Lior exhaled. "I'm terrified and excited and everything people say about having kids. But thinking about you as a father—" He stopped, and the rest was a hush.
"You'd be good," Kaein said simply. "You'd be patient in ways I admire, fierce in ways I need. We'd figure it out."
Lior's laugh was wet. "You – always the professor with perfect answers."
Kaein's reply was a squeeze and a kiss in the dark.
Sleep came like truce. When Kaein woke in the pale morning, Lior was already awake, watching him with an expression that had nothing to do with anything, everything to do with devotion. For a second, fear flickered at the edges—an echo from the night's confessions—but it was worth it. They had said things that unlatched some old fear, and in saying them aloud, they had woven reassurance from vulnerability.
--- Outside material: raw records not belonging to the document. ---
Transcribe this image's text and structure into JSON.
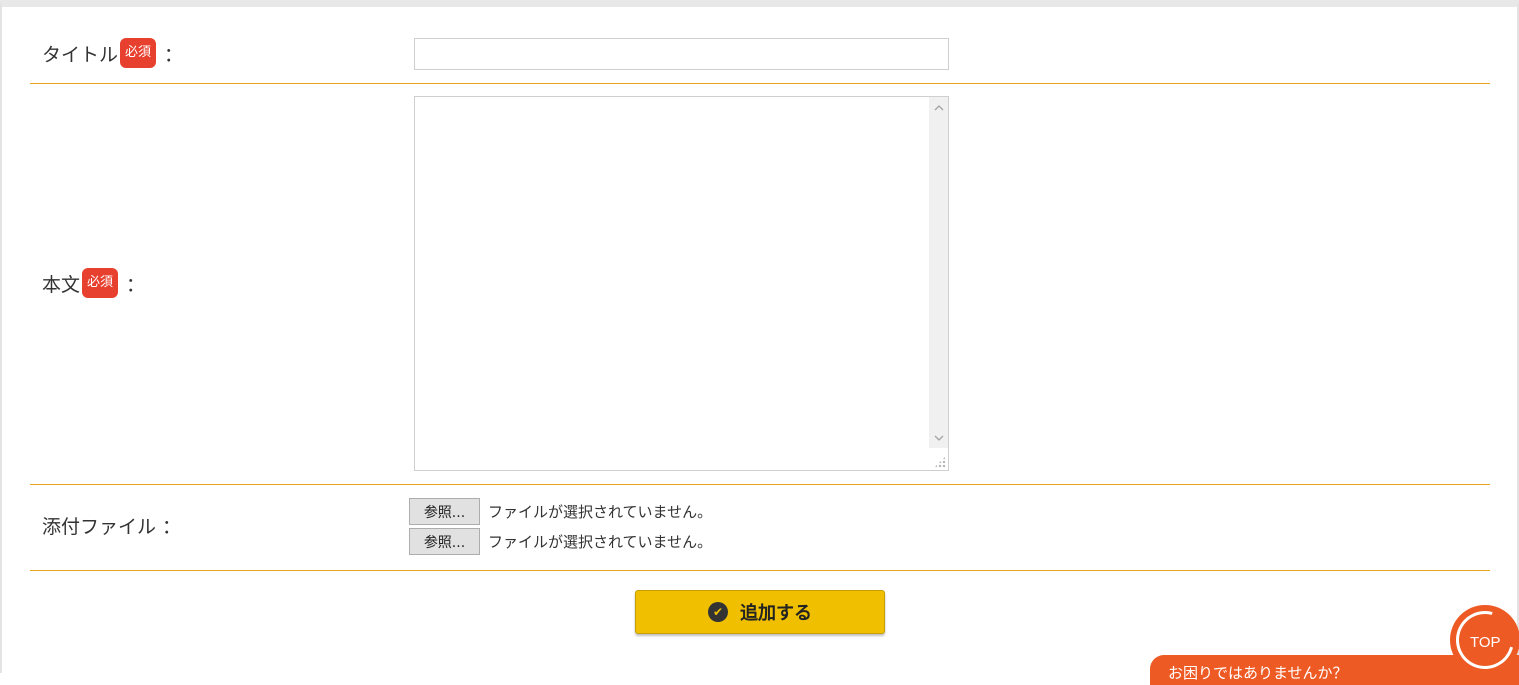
{
  "form": {
    "title_label": "タイトル",
    "body_label": "本文",
    "attachment_label": "添付ファイル",
    "required_badge": "必須",
    "colon": "：",
    "title_value": "",
    "body_value": "",
    "files": [
      {
        "button_label": "参照...",
        "status": "ファイルが選択されていません。"
      },
      {
        "button_label": "参照...",
        "status": "ファイルが選択されていません。"
      }
    ],
    "submit_label": "追加する"
  },
  "float": {
    "top_label": "TOP",
    "help_text": "お困りではありませんか？"
  },
  "colors": {
    "accent": "#f0c000",
    "divider": "#e8a21b",
    "badge": "#e8402f",
    "float": "#ee5a24"
  },
  "icons": {
    "submit": "check-circle-icon",
    "scroll_up": "chevron-up-icon",
    "scroll_down": "chevron-down-icon",
    "resize": "resize-grip-icon",
    "top": "arrow-circle-icon"
  }
}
Later, over a slow breakfast, Lior folded their plans for the year—dates, flights, classes—into careful folds, making room for spontaneity and for the small rituals that kept them tethered. They made lists of what to do if one of them had to be away during a rut, planned for extra bottles of inhibitors in strategic places, and scheduled a tentative spring trip to see Kaein's family.
It was practical and slightly mundane, but such work steadied them. They calmed the world in little ways.
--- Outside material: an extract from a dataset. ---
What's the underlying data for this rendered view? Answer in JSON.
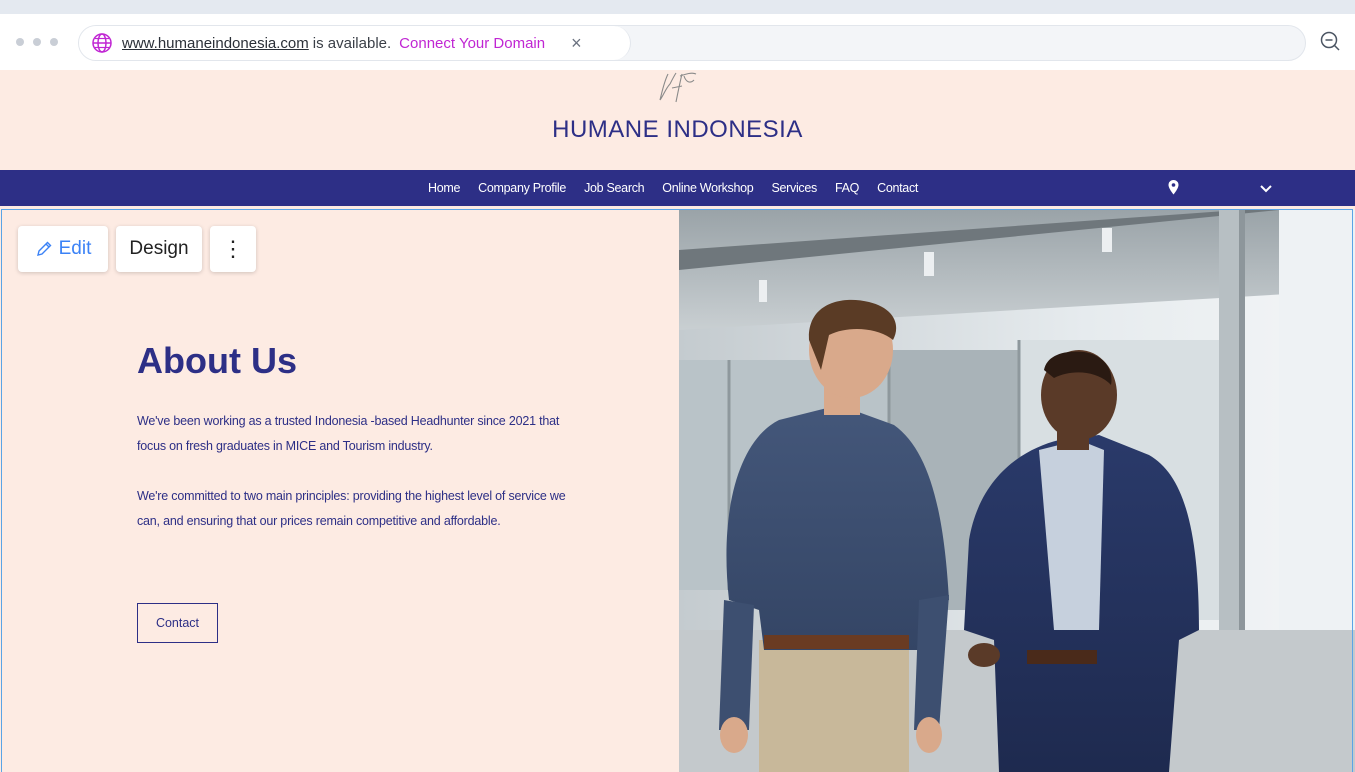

When the day unspooled, Kaein went to his lecture and Lior to the airport. They lived in two orbits that night, the same sky over each of them. In the lecture hall, Kaein spoke about patterns in human behavior, about the surprising persistence of certain attachments. The students listened, unaware of how personal some of his words had become, unaware that beneath his measured academic surface sat a man who'd spent a night listing his fears out loud and had been held through them.
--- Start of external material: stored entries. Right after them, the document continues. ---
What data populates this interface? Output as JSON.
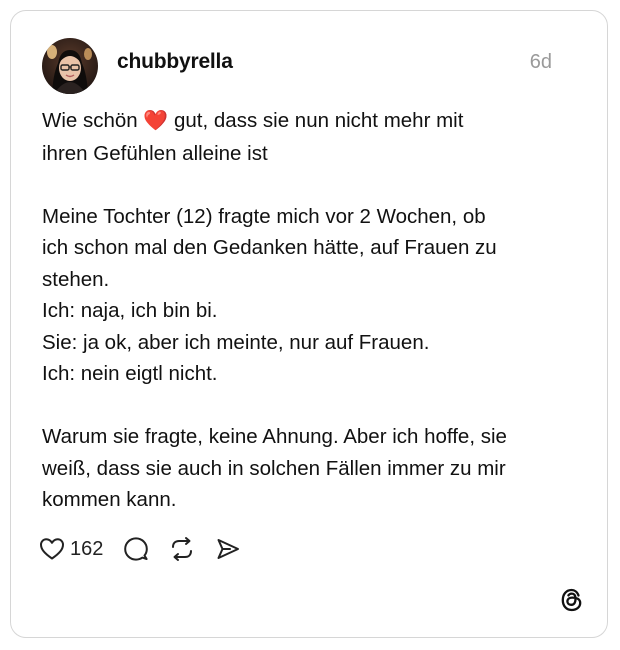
{
  "post": {
    "username": "chubbyrella",
    "timestamp": "6d",
    "avatar_icon": "profile-photo",
    "text": {
      "line1_before": "Wie schön ",
      "line1_emoji": "❤️",
      "line1_after": " gut, dass sie nun nicht mehr mit",
      "lines": [
        "ihren Gefühlen alleine ist",
        "",
        "Meine Tochter (12) fragte mich vor 2 Wochen, ob",
        "ich schon mal den Gedanken hätte, auf Frauen zu",
        "stehen.",
        "Ich: naja, ich bin bi.",
        "Sie: ja ok, aber ich meinte, nur auf Frauen.",
        "Ich: nein eigtl nicht.",
        "",
        "Warum sie fragte, keine Ahnung. Aber ich hoffe, sie",
        "weiß, dass sie auch in solchen Fällen immer zu mir",
        "kommen kann."
      ]
    }
  },
  "actions": {
    "like_count": "162",
    "like_icon": "heart-outline-icon",
    "reply_icon": "comment-bubble-icon",
    "repost_icon": "repost-icon",
    "share_icon": "send-icon"
  },
  "branding": {
    "logo_icon": "threads-logo-icon"
  },
  "colors": {
    "text": "#111111",
    "muted": "#9a9a9a",
    "border": "#d6d6d6",
    "heart": "#e0202a"
  }
}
Lior performed his pre-flight checks with the same measured care, feeling the faint print of Kaein's smell on the fabric of his jacket the whole way. The city below shrank as they climbed, and the miles were honest, indifferent. But in the quiet hum of the cabin, even with the professional protocols and the neutralizers in place, Lior felt a steady comfort in the knowledge that someone, somewhere, was keeping a light on for him.
They were not immune to the world's uncertainties. They were not naive. But they had chosen, sincerely and repeatedly, to face fear together: to say the words that hurt, to make plans that steadied them, to fold love into habit so the emergency of biology and fate might be met with mundane readiness.
When the next New Year came and with it the inevitable questions of what-if, they would know how to answer: not with certainty, but with each other. And sometimes—most nights—they would simply lie, entwined, smelling of gardenia and wisteria, and remember how they had held one another through midnight.